Doc Brown nodded soberly down at Marty.
‘When I learned about your father,’ he explained, ‘I figured you’d come here.’
Marty stood so quickly that he almost lost his balance.
‘Then you know what happened to him?’ he asked. ‘You know what happened on’ - he turned back to the gravestone to check the date - ‘March 15 1973?’
Doc nodded again.
‘Yes, Marty, I know.’
Doc led the way into his lab - or at least what was left of it.
The place had been trashed. A lot of Doc’s gizmos had been torn apart. Pieces of experiments and bits of broken glass littered the floor, crunching underfoot as they walked. The windows had all been smashed, and most of them had been boarded up. The electricity was gone, too. Doc had lit a pair of candles when they entered, and handed one to Marty. He then proceeded to walk around the edges of the lab, lighting other strategically placed candles from the first one’s flame until the entire room was filled with a warm glow.
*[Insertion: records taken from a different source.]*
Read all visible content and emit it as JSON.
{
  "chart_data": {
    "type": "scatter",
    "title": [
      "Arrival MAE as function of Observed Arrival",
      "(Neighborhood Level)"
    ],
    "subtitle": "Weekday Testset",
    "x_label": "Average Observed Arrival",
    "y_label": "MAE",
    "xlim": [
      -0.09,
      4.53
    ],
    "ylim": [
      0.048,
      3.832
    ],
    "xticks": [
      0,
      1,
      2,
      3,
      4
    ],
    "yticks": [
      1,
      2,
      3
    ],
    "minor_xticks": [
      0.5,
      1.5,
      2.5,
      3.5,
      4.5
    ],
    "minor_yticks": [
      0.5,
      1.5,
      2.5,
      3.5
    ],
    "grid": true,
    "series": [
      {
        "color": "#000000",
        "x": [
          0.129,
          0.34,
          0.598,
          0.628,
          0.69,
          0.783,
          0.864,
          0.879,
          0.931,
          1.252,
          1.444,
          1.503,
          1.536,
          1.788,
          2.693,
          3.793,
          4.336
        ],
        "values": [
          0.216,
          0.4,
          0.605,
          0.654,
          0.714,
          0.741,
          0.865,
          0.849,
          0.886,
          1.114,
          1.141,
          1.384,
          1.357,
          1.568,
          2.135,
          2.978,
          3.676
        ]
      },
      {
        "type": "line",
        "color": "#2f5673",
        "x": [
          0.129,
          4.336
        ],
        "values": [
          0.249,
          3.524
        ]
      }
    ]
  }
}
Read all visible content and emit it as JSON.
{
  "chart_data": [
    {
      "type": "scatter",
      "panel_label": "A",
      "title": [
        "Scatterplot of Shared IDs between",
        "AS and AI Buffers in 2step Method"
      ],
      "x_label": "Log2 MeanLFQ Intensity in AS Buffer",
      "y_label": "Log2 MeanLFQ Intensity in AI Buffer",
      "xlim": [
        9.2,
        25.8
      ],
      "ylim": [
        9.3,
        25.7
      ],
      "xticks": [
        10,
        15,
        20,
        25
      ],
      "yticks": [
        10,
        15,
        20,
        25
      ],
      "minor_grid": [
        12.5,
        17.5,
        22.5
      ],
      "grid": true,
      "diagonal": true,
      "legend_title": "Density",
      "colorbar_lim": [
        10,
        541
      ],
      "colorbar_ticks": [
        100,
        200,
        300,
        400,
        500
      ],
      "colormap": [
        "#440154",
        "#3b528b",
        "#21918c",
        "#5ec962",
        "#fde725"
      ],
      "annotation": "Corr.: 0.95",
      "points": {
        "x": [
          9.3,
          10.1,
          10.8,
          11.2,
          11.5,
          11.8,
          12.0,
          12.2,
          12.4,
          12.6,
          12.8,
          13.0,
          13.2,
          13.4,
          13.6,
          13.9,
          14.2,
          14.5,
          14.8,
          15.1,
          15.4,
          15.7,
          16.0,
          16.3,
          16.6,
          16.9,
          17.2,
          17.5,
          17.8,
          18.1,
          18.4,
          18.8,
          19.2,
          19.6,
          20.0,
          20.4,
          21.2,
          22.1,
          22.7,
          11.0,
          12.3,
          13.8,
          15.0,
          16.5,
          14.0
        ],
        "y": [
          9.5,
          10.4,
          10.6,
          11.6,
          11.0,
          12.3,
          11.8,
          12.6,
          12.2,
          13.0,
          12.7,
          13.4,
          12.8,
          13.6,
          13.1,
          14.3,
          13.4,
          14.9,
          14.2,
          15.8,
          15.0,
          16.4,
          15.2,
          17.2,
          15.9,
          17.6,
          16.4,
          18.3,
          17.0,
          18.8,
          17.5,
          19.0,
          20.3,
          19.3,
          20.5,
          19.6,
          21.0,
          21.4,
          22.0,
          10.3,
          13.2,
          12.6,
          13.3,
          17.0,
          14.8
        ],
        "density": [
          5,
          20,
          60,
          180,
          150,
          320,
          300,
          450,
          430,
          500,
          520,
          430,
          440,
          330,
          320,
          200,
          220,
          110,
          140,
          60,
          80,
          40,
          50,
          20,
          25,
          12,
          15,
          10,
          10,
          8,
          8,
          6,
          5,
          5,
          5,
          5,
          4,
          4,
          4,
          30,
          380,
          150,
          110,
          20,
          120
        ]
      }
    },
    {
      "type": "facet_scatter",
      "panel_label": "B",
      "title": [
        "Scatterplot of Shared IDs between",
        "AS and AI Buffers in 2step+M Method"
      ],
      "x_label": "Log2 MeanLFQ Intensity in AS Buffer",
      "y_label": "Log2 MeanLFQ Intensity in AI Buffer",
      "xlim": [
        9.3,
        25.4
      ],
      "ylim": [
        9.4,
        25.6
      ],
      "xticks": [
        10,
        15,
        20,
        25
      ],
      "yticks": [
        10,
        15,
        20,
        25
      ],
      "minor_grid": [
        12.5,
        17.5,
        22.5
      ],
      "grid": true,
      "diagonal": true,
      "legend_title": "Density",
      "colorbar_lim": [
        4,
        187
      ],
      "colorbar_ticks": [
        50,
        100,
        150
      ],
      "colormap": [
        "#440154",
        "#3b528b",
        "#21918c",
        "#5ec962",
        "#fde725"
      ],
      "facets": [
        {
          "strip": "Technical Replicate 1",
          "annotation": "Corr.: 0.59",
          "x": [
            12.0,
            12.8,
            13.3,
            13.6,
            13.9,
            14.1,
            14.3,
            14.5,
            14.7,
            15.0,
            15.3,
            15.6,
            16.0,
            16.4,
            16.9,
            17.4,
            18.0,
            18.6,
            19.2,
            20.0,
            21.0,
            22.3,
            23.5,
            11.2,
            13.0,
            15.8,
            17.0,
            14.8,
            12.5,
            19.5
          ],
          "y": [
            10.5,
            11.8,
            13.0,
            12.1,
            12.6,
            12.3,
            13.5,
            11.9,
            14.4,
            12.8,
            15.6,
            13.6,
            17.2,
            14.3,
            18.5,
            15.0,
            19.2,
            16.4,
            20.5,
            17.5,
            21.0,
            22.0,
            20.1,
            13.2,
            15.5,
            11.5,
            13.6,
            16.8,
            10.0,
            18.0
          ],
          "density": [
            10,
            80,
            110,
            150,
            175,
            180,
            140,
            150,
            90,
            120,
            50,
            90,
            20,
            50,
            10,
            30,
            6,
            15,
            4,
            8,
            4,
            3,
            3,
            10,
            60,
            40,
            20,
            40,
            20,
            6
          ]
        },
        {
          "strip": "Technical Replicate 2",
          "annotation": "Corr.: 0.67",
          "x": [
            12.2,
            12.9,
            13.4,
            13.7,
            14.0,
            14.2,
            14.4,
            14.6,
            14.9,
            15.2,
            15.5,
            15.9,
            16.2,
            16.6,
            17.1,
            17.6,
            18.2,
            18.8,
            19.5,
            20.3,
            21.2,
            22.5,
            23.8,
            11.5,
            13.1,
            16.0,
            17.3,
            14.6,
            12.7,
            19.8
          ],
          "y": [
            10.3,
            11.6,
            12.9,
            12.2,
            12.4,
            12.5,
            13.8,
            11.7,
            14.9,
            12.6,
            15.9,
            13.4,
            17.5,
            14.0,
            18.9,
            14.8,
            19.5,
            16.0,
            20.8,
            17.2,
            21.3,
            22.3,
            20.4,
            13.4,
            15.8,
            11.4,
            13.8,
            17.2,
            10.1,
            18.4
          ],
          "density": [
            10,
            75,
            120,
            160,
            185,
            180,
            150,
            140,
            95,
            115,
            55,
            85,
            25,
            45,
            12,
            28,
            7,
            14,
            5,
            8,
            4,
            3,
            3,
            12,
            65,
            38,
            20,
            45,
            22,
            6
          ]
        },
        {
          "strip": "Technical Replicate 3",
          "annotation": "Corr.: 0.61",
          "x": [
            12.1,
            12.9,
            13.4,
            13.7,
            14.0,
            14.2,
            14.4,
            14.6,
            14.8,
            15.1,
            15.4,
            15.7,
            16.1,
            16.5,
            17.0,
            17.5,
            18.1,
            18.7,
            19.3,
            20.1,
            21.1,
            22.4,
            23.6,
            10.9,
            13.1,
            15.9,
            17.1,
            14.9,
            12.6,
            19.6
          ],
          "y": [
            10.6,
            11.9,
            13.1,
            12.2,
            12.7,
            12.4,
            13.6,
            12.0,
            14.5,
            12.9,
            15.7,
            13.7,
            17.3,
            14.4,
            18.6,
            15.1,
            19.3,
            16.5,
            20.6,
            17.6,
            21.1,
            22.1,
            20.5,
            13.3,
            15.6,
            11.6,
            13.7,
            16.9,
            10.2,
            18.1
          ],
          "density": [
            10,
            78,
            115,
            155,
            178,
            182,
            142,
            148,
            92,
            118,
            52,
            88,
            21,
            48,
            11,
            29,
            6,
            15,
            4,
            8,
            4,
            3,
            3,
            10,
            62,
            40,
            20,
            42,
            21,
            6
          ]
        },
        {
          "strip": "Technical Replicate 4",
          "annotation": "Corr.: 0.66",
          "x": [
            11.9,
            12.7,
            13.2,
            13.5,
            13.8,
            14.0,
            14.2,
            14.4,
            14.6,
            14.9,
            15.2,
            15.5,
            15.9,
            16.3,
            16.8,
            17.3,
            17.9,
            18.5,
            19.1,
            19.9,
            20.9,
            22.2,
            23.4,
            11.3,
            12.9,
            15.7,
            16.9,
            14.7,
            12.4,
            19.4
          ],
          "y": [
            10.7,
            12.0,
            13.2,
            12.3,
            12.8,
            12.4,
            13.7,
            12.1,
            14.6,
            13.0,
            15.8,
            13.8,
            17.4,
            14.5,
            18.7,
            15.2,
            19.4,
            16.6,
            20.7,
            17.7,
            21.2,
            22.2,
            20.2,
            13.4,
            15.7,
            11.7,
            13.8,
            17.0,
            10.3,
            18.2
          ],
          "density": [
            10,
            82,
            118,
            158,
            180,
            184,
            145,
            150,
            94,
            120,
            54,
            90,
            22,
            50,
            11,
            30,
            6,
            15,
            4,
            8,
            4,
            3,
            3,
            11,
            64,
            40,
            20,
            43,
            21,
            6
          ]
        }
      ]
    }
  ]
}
It didn’t matter, though. It could have stayed dark for all Marty cared. His father - dead?
Doc waved Marty over to the one table left standing, and the large and heavy bound volume open there. As Marty brought his candle close to the pages,
The book was open to the local Hill Valley paper, dated March 16 1973, the day after his father died. Marty stared at the headline:
GEORGE McFLY MURDERED!
And, in smaller type below:
Author Shot Dead in Apparent Holdup
Enroute to Receive Book Award!
Police Baffled, Search for Witnesses!
‘I went to the Public Library to try to make some sense out of all of the madness,’ Doc explained over Marty’s shoulder. ‘The place was boarded up - shut down. So I broke in and’- he waved at the book and a couple more like it still on the floor -‘borrowed some newspapers."
Marty glanced up from his reading.
‘But Doc, how can all this be happening? I mean, it’s like we’re in hell or something.’
Doc looked between the boards, studying the world beyond one of the broken windows.
‘No, it’s Hill Valley,’ he replied curtly, ‘although I can’t imagine hell being much worse.’
Einstein whined by Doc’s feet. Doc glanced down.
‘I know, Einie,’ he said with a sigh. ‘The lab’s an awful mess.’ He pulled a cushion from out of the rubble and dusted it off, then placed it on the floor.
Einstein dutifully sat on it.
Doc turned back to Marty.
‘You see, Marty,’ Doc explained in his best lecture mode, ‘the continuum has been disrupted, creating a new temporal event sequence resulting in this alternate reality - alternate to us, but reality for everyone else.’